GitHub shared the technology that went into developing Topics, it’s recently launched feature that lets developers tag repositories with descriptive words or phrases. The ultimate goal is to make it easy for developers to discover new projects and to explore GitHub.
Topics is GitHub’s first machine learning project in production, and it’s the first of a series of machine-learning powered features that GitHub will roll out in the coming months. Topic suggestions on public repositories provides a quick and easy way to add tags to repositories in GitHub, and these suggestions all come from recent data science work.
To develop Topics, GitHub started with repository names, descriptions, and READMEs, since they provide functionality, use cases, and features to human readers. From their, GitHub developed a topic extraction framework called repo-topix to learn from the human-readable text that users provide, according to Kavita Ganesan, data scientist and data mining expert, in a blog.
Repo-topix does three things:
- Generates candidate topics from natural language text by incorporating data from millions of other repositories
- Selects the best topics from the set of candidates
- Finds similarities and relationships in topics to facilitate discoverability
According to GitHub, the topics extraction framework is able to discover new topics for any public repository. It also focuses on using lightweight methods that can easily scale as GitHub.com’s repository base grows over the years.

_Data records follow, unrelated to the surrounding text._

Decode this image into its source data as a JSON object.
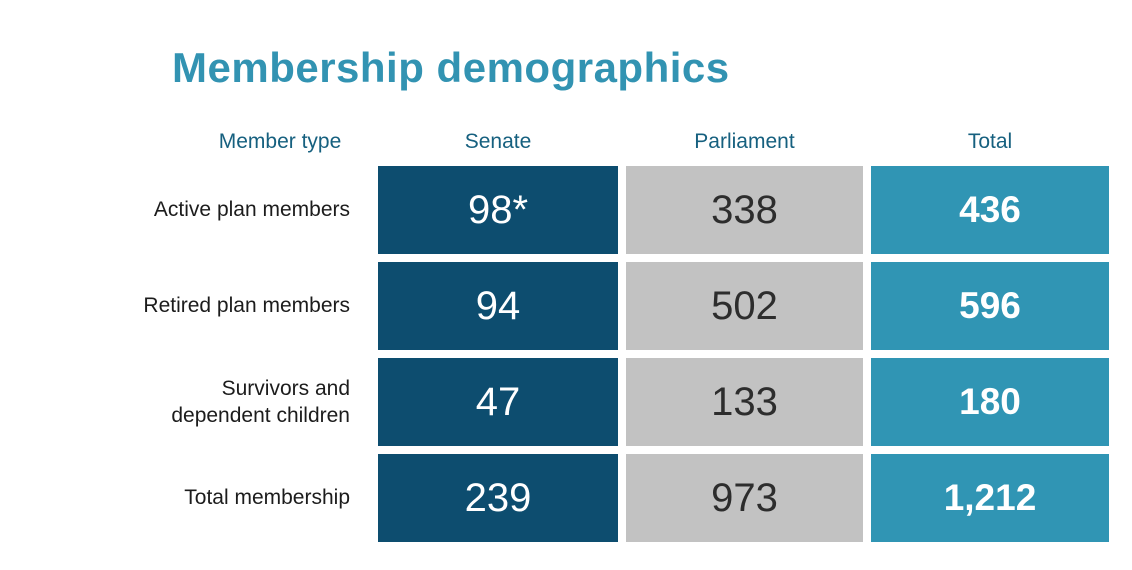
{
  "title": "Membership demographics",
  "colors": {
    "title_text": "#3293b2",
    "header_text": "#16607f",
    "label_text": "#1c1c1c",
    "senate_cell_bg": "#0d4d6f",
    "parliament_cell_bg": "#c2c2c2",
    "total_cell_bg": "#3095b4",
    "light_value_text": "#ffffff",
    "dark_value_text": "#2d2d2d",
    "page_bg": "#ffffff"
  },
  "chart_data": {
    "type": "table",
    "title": "Membership demographics",
    "columns": [
      "Member type",
      "Senate",
      "Parliament",
      "Total"
    ],
    "rows": [
      {
        "label": "Active plan members",
        "values": [
          "98*",
          "338",
          "436"
        ]
      },
      {
        "label": "Retired plan members",
        "values": [
          "94",
          "502",
          "596"
        ]
      },
      {
        "label": "Survivors and\ndependent children",
        "values": [
          "47",
          "133",
          "180"
        ]
      },
      {
        "label": "Total membership",
        "values": [
          "239",
          "973",
          "1,212"
        ]
      }
    ]
  }
}
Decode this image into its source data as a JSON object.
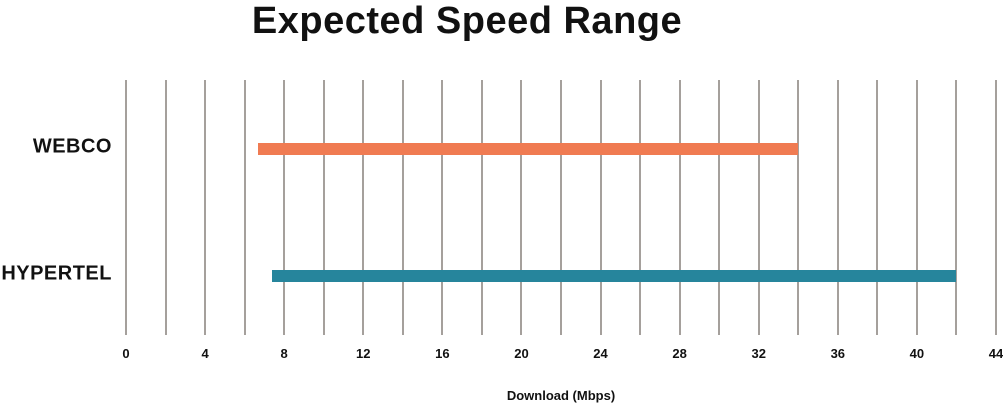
{
  "title": "Expected Speed Range",
  "chart_data": {
    "type": "bar",
    "subtype": "horizontal-range-bars",
    "title": "Expected Speed Range",
    "categories": [
      "WEBCO",
      "HYPERTEL"
    ],
    "series": [
      {
        "name": "WEBCO",
        "range_mbps": [
          6.7,
          34
        ],
        "color": "#f07b52"
      },
      {
        "name": "HYPERTEL",
        "range_mbps": [
          7.4,
          42
        ],
        "color": "#26859c"
      }
    ],
    "xlabel": "Download (Mbps)",
    "xlim": [
      0,
      44
    ],
    "x_major_tick_labels": [
      0,
      4,
      8,
      12,
      16,
      20,
      24,
      28,
      32,
      36,
      40,
      44
    ],
    "x_gridline_step": 2,
    "grid": true,
    "legend": false,
    "colors": {
      "gridline": "#a5a09c",
      "text": "#111111",
      "background": "#ffffff"
    }
  }
}
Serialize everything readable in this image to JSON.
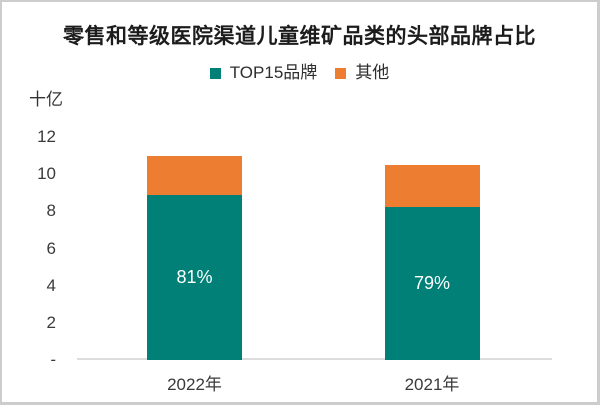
{
  "window": {
    "background": "#ffffff",
    "border_color": "#cdcdcd"
  },
  "chart_data": {
    "type": "bar",
    "stacked": true,
    "title": "零售和等级医院渠道儿童维矿品类的头部品牌占比",
    "unit_label": "十亿",
    "categories": [
      "2022年",
      "2021年"
    ],
    "series": [
      {
        "name": "TOP15品牌",
        "color": "#008077",
        "values": [
          8.9,
          8.25
        ],
        "data_labels": [
          "81%",
          "79%"
        ]
      },
      {
        "name": "其他",
        "color": "#ED7D31",
        "values": [
          2.1,
          2.25
        ],
        "data_labels": [
          "",
          ""
        ]
      }
    ],
    "totals": [
      11.0,
      10.5
    ],
    "xlabel": "",
    "ylabel": "十亿",
    "ylim": [
      0,
      12
    ],
    "yticks": {
      "values": [
        12,
        10,
        8,
        6,
        4,
        2,
        0
      ],
      "labels": [
        "12",
        "10",
        "8",
        "6",
        "4",
        "2",
        "-"
      ]
    },
    "grid": false,
    "legend_position": "top-center",
    "colors": {
      "axis_line": "#dcdcdc",
      "text": "#3a3a3a",
      "title_text": "#1c1c1c",
      "bar_label_text": "#ffffff"
    }
  }
}
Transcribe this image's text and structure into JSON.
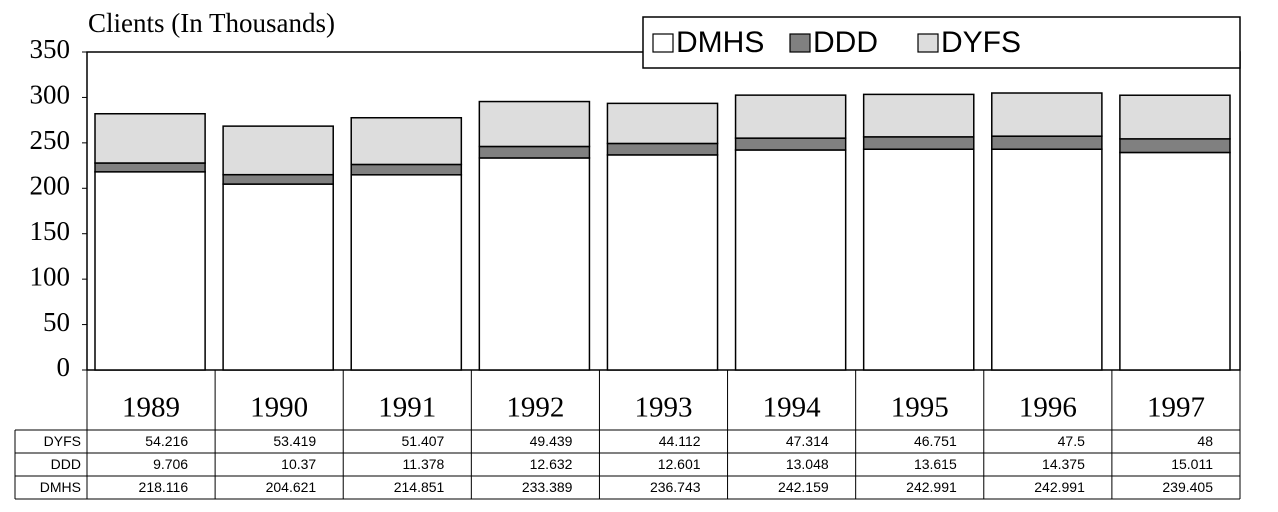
{
  "chart_data": {
    "type": "stacked_bar",
    "y_axis_label": "Clients (In Thousands)",
    "categories": [
      "1989",
      "1990",
      "1991",
      "1992",
      "1993",
      "1994",
      "1995",
      "1996",
      "1997"
    ],
    "series": [
      {
        "name": "DMHS",
        "color": "#ffffff",
        "values": [
          218.116,
          204.621,
          214.851,
          233.389,
          236.743,
          242.159,
          242.991,
          242.991,
          239.405
        ]
      },
      {
        "name": "DDD",
        "color": "#808080",
        "values": [
          9.706,
          10.37,
          11.378,
          12.632,
          12.601,
          13.048,
          13.615,
          14.375,
          15.011
        ]
      },
      {
        "name": "DYFS",
        "color": "#dddddd",
        "values": [
          54.216,
          53.419,
          51.407,
          49.439,
          44.112,
          47.314,
          46.751,
          47.5,
          48
        ]
      }
    ],
    "ylim": [
      0,
      350
    ],
    "yticks": [
      0,
      50,
      100,
      150,
      200,
      250,
      300,
      350
    ],
    "grid": false,
    "legend": "top-right",
    "data_table": true
  }
}
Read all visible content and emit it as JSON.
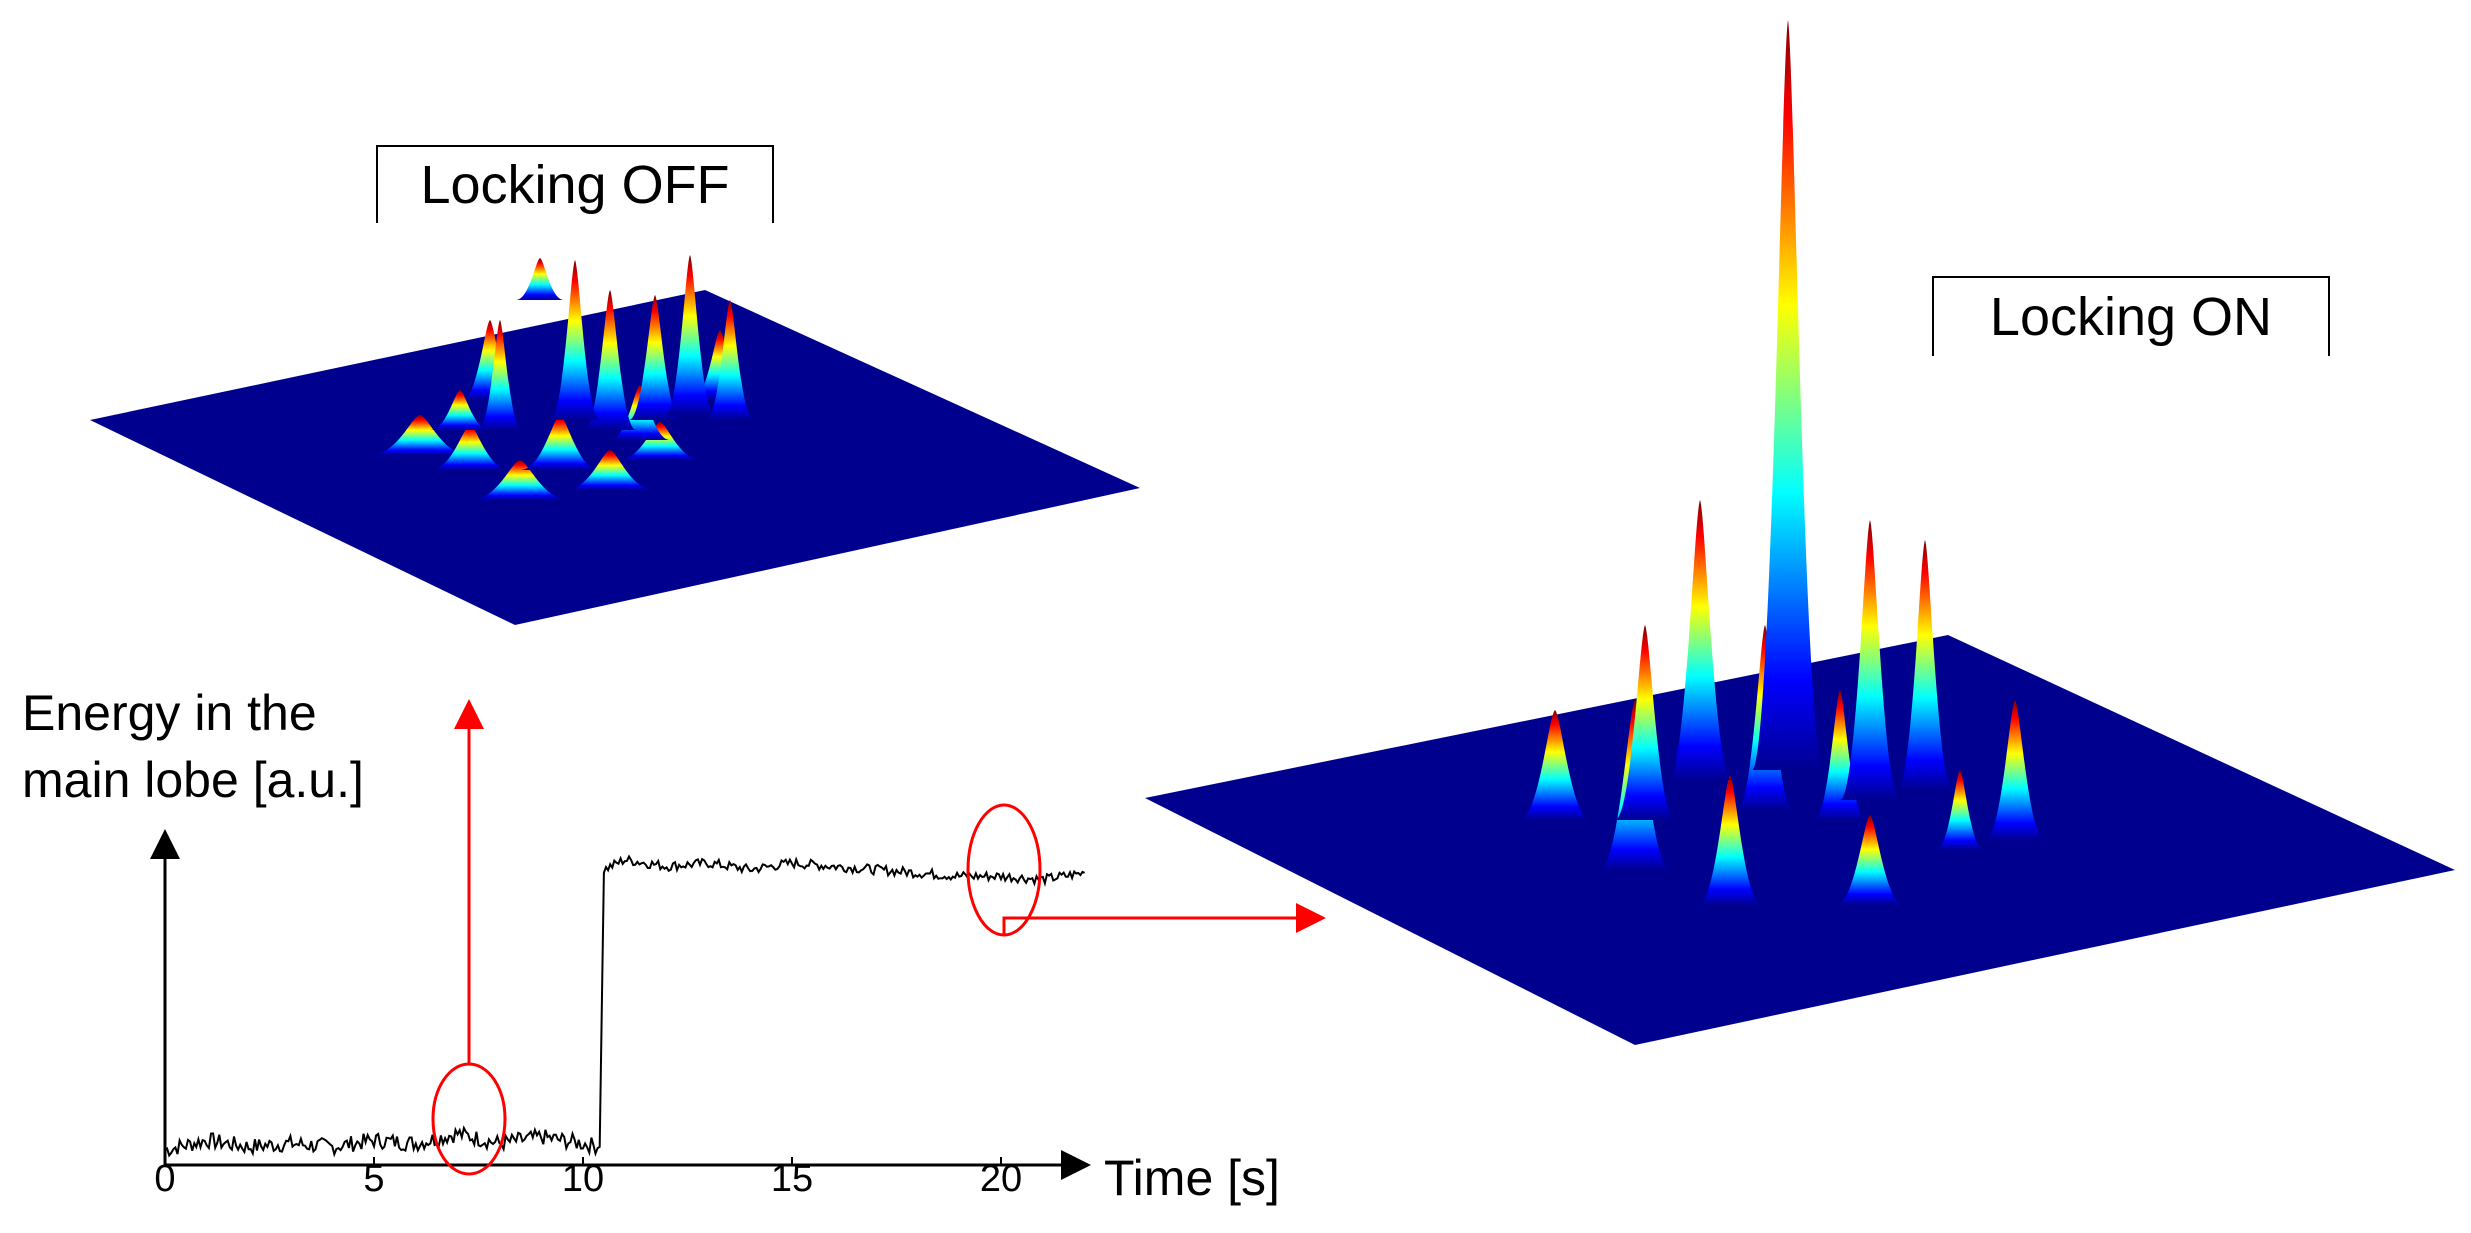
{
  "panel_off": {
    "label": "Locking OFF"
  },
  "panel_on": {
    "label": "Locking ON"
  },
  "trace": {
    "ylabel_line1": "Energy in the",
    "ylabel_line2": "main lobe [a.u.]",
    "xlabel": "Time [s]",
    "x_ticks": [
      "0",
      "5",
      "10",
      "15",
      "20"
    ]
  },
  "chart_data": {
    "type": "line",
    "x_ticks": [
      0,
      5,
      10,
      15,
      20
    ],
    "xlim": [
      0,
      22
    ],
    "series": [
      {
        "values_description_points": [
          [
            0,
            0.03
          ],
          [
            1,
            0.06
          ],
          [
            2,
            0.04
          ],
          [
            3,
            0.05
          ],
          [
            4,
            0.04
          ],
          [
            5,
            0.06
          ],
          [
            6,
            0.05
          ],
          [
            7,
            0.08
          ],
          [
            8,
            0.05
          ],
          [
            9,
            0.07
          ],
          [
            10,
            0.05
          ],
          [
            10.4,
            0.04
          ],
          [
            10.5,
            0.88
          ],
          [
            11,
            0.91
          ],
          [
            12,
            0.89
          ],
          [
            13,
            0.9
          ],
          [
            14,
            0.88
          ],
          [
            15,
            0.9
          ],
          [
            16,
            0.89
          ],
          [
            17,
            0.88
          ],
          [
            18,
            0.87
          ],
          [
            19,
            0.86
          ],
          [
            20,
            0.86
          ],
          [
            21,
            0.85
          ],
          [
            22,
            0.87
          ]
        ]
      }
    ]
  },
  "colors": {
    "arrow": "#ff0000",
    "surface_low": "#00008f",
    "surface_high": "#800000"
  }
}
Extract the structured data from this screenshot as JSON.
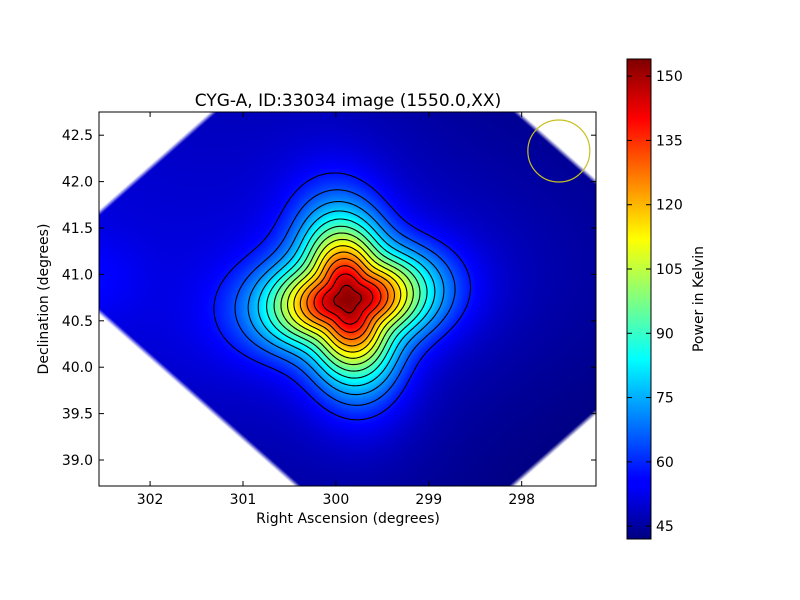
{
  "chart_data": {
    "type": "heatmap",
    "title": "CYG-A, ID:33034 image (1550.0,XX)",
    "xlabel": "Right Ascension (degrees)",
    "ylabel": "Declination (degrees)",
    "xlim": [
      302.55,
      297.2
    ],
    "ylim": [
      38.72,
      42.75
    ],
    "x_inverted": true,
    "xticks": [
      302,
      301,
      300,
      299,
      298
    ],
    "xtick_labels": [
      "302",
      "301",
      "300",
      "299",
      "298"
    ],
    "yticks": [
      39.0,
      39.5,
      40.0,
      40.5,
      41.0,
      41.5,
      42.0,
      42.5
    ],
    "ytick_labels": [
      "39.0",
      "39.5",
      "40.0",
      "40.5",
      "41.0",
      "41.5",
      "42.0",
      "42.5"
    ],
    "colormap": "jet",
    "colorbar": {
      "label": "Power in Kelvin",
      "range": [
        42,
        154
      ],
      "ticks": [
        45,
        60,
        75,
        90,
        105,
        120,
        135,
        150
      ],
      "tick_labels": [
        "45",
        "60",
        "75",
        "90",
        "105",
        "120",
        "135",
        "150"
      ]
    },
    "peak": {
      "x": 299.87,
      "y": 40.73,
      "value": 154
    },
    "background_level": 50,
    "contour_step": 7,
    "beam_circle": {
      "x": 297.6,
      "y": 42.33,
      "color": "#c8c020"
    },
    "grid": false
  }
}
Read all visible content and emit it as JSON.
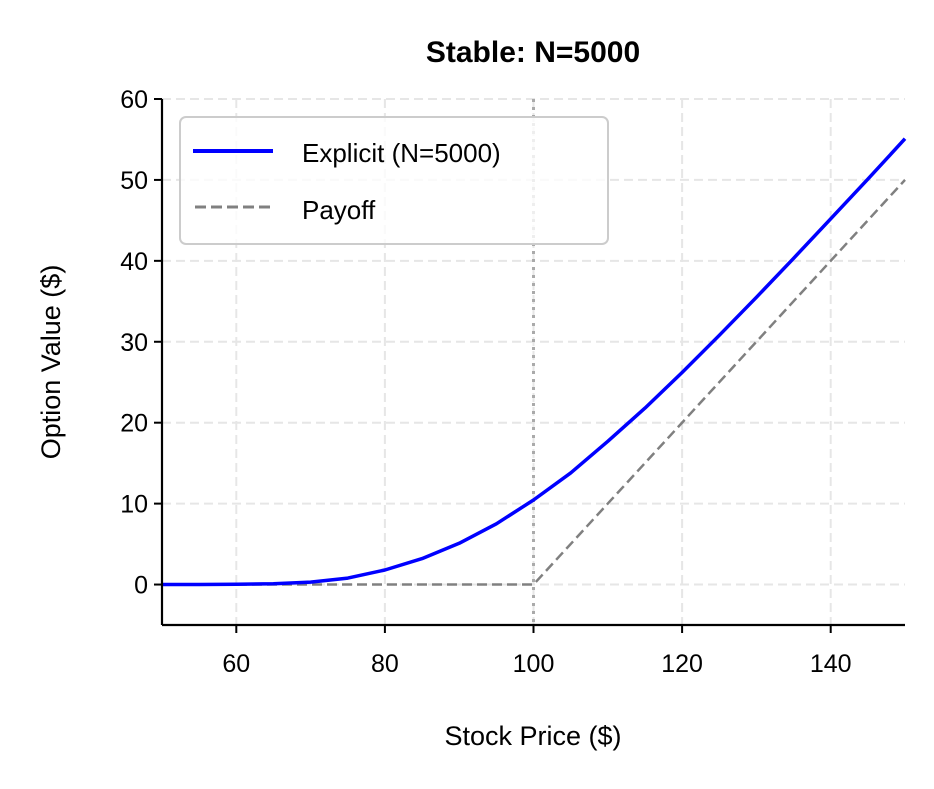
{
  "chart_data": {
    "type": "line",
    "title": "Stable: N=5000",
    "xlabel": "Stock Price ($)",
    "ylabel": "Option Value ($)",
    "xlim": [
      50,
      150
    ],
    "ylim": [
      -5,
      60
    ],
    "xticks": [
      60,
      80,
      100,
      120,
      140
    ],
    "yticks": [
      0,
      10,
      20,
      30,
      40,
      50,
      60
    ],
    "grid": true,
    "legend_position": "upper left",
    "strike_line": {
      "x": 100,
      "style": "dotted",
      "color": "#aaaaaa"
    },
    "series": [
      {
        "name": "Explicit (N=5000)",
        "color": "#0000ff",
        "style": "solid",
        "x": [
          50,
          55,
          60,
          65,
          70,
          75,
          80,
          85,
          90,
          95,
          100,
          105,
          110,
          115,
          120,
          125,
          130,
          135,
          140,
          145,
          150
        ],
        "values": [
          0.0,
          0.0,
          0.03,
          0.1,
          0.3,
          0.8,
          1.8,
          3.2,
          5.1,
          7.5,
          10.45,
          13.8,
          17.7,
          21.8,
          26.2,
          30.8,
          35.5,
          40.3,
          45.2,
          50.1,
          55.1
        ]
      },
      {
        "name": "Payoff",
        "color": "#808080",
        "style": "dashed",
        "x": [
          50,
          100,
          150
        ],
        "values": [
          0,
          0,
          50
        ]
      }
    ]
  },
  "figure": {
    "title": "Stable: N=5000",
    "xlabel": "Stock Price ($)",
    "ylabel": "Option Value ($)",
    "xtick_labels": [
      "60",
      "80",
      "100",
      "120",
      "140"
    ],
    "ytick_labels": [
      "0",
      "10",
      "20",
      "30",
      "40",
      "50",
      "60"
    ],
    "legend": [
      "Explicit (N=5000)",
      "Payoff"
    ]
  }
}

“Our plan for the near future is to evaluate the usage of suggested topics as well as manually created topics to continuously improve suggestions shown to users,” writes Ganesan. “Some of the rejected topics could feed into our topics extraction framework as stop words or as negative examples to our keyword filtering model.”
Ganesan also writes that GitHub plans on exploring topic suggestions on private repositories and with GitHub Enterprise, but in a way that obeys by privacy concerns and eliminates data dependencies.